Господи, молю тебя: позволь мне с нею поговорить. Мне необходимо узнать, а иначе как же мне теперь жить? И, однако, если она действительно пожелала прервать свою жизнь, то неужели же потому, что она узнала? Что узнала? О Гертруда, что бы это могло быть такое ужасное? Какой смертельный яд утаил я от вас, который вы вдруг рассмотрели?
Я больше двух часов провел у ее изголовья, не спуская глаз с ее лба, с ее бледных щек, с ее нежных век, смеженных над несказуемым горем, с ее еще влажных, похожих на водоросли волос, разметанных по подушке, — и слушал, как тяжело и неровно она дышала.
29 мая
Мадемуазель де ла М. прислала за мной сегодня утром, в ту самую минуту, когда я собирался итти в «Овин». После ночи, проведенной довольно спокойно, Гертруда освободилась, наконец, от своего оцепенения. Она улыбнулась, когда я вошел к ней в комнату и сделала мне знак присесть у ее изголовья. Я не посмел ее расспрашивать, и, по-видимому, она сама боялась вопросов, так как в ту же минуту сказала, как бы предупреждая всякие излияния:
— Как вы называете эти маленькие голубые цветочки, которые я хотела нарвать у реки? Они совсем небесного цвета. У вас больше ловкости, чем у меня, — нарвите мне их целый букет. Я поставлю их здесь, у кровати…
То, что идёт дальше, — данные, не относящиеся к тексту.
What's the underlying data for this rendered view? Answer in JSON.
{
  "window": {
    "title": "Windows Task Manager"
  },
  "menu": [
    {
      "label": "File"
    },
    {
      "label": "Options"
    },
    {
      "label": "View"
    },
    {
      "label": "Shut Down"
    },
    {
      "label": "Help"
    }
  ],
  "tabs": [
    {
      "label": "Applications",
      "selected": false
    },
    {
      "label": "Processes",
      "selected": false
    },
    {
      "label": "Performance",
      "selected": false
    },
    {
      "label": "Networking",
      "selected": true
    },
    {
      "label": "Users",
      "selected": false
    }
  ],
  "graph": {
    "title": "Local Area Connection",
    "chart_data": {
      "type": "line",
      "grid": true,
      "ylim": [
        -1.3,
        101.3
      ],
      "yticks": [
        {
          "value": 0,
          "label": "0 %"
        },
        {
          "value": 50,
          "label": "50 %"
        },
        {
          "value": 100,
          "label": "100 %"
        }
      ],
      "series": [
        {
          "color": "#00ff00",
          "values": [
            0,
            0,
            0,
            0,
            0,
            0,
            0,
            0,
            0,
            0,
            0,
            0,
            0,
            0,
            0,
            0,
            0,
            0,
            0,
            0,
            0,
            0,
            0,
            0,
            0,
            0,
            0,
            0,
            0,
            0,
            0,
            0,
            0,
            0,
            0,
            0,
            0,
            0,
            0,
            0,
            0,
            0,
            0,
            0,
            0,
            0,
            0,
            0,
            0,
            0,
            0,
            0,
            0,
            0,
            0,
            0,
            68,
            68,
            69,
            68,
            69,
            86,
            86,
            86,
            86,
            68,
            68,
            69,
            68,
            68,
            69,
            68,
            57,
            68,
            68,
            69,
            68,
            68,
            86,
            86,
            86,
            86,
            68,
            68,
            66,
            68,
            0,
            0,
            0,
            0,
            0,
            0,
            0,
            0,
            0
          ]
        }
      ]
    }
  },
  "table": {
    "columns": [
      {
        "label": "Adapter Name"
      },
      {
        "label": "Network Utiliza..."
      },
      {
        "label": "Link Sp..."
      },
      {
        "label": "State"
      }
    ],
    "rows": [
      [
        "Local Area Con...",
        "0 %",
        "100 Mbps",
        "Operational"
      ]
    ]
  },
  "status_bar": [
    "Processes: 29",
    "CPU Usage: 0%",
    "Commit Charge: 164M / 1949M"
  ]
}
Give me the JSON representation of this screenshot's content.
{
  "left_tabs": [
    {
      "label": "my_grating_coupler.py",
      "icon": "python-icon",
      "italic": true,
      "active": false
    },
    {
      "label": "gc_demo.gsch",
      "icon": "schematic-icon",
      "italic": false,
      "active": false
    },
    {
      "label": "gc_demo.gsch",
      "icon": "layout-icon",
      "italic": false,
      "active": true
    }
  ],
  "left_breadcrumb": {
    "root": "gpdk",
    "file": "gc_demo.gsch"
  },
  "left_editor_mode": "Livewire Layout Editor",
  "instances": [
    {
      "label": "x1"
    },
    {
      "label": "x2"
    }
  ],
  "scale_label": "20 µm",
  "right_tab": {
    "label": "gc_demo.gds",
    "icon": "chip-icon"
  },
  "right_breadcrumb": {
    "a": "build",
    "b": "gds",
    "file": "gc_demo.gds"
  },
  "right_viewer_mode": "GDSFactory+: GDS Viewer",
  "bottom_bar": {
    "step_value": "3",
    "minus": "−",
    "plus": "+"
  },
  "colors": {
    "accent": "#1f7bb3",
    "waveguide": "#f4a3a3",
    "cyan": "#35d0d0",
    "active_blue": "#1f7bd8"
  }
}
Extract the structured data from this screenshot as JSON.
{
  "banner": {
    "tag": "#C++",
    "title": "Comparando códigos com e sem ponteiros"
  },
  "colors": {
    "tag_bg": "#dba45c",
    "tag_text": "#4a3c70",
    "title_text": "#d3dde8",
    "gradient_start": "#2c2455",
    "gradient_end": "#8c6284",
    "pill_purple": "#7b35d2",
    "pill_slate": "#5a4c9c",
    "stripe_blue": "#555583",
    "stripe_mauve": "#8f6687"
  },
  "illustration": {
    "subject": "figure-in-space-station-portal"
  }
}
Искусственная веселость ее тона причинила мне боль, и Гертруда безусловно сама это поняла, потому что прибавила затем гораздо серьезнее:
— Я не могу с вами сейчас говорить; я очень устала. Нарвите мне цветов, прошу вас. И возвращайтесь скорее.
Но, когда через час я принес ей букет незабудок, мадемуазель Луиза сказала, что Гертруда опять отдыхает и может принять меня только вечером.
Вечером я с ней увиделся. Груда подушек, подложенных со всех сторон, поддерживала ее в сидячем положении. Ее волосы были причесаны и заплетены над лбом, перемежаясь с незабудками, которые я ей принес.
У нее несомненно был жар, и вид был крайне измученный. Она задержала в своей горячей руке поданную ей мною руку; я остался стоять около нее.
— Мне нужно вам сделать признание, пастор, мак как я боюсь, что сегодня ночью умру, — сказала она. — Я вам солгала утром. Цветы тут не при чем… Но простите ли вы меня, если я скажу, что хотела покончить с собой?
Я упал на колени у кровати, не выпуская ее хрупкой руки; но она высвободила ее и стала поглаживать мою голову, в то время как я спрятал лицо в одеяло, чтобы скрыть от нее слезы и заглушить свои рыдания.
— Вы находите, что это очень плохо? — нежно спросила она; но я ничего не ответил и она заговорила опять: — О милый, милый друг, вы знаете, как много места заняла я в вашем сердце и в вашей жизни. Когда я к вам вернулась, мне это сразу открылось; вернее, открылось то, что место, которое я заняла, отнято мной у другой, и что она из-за меня опечалена. Я виновата в том, что почувствовала это слишком поздно и, во всяком случае, в том, — я и так ведь все хорошо знала, — что позволили вам любить себя, ни с чем не считаясь. Но, когда предо мной появилось ее лицо, когда я увидела на этом жалком лице столько горя, я не могла выдержать мысли, что горе это дело моих рук… Нет, нет, не упрекайте себя ни в чем; позвольте мне только уйти и верните ей ее радость…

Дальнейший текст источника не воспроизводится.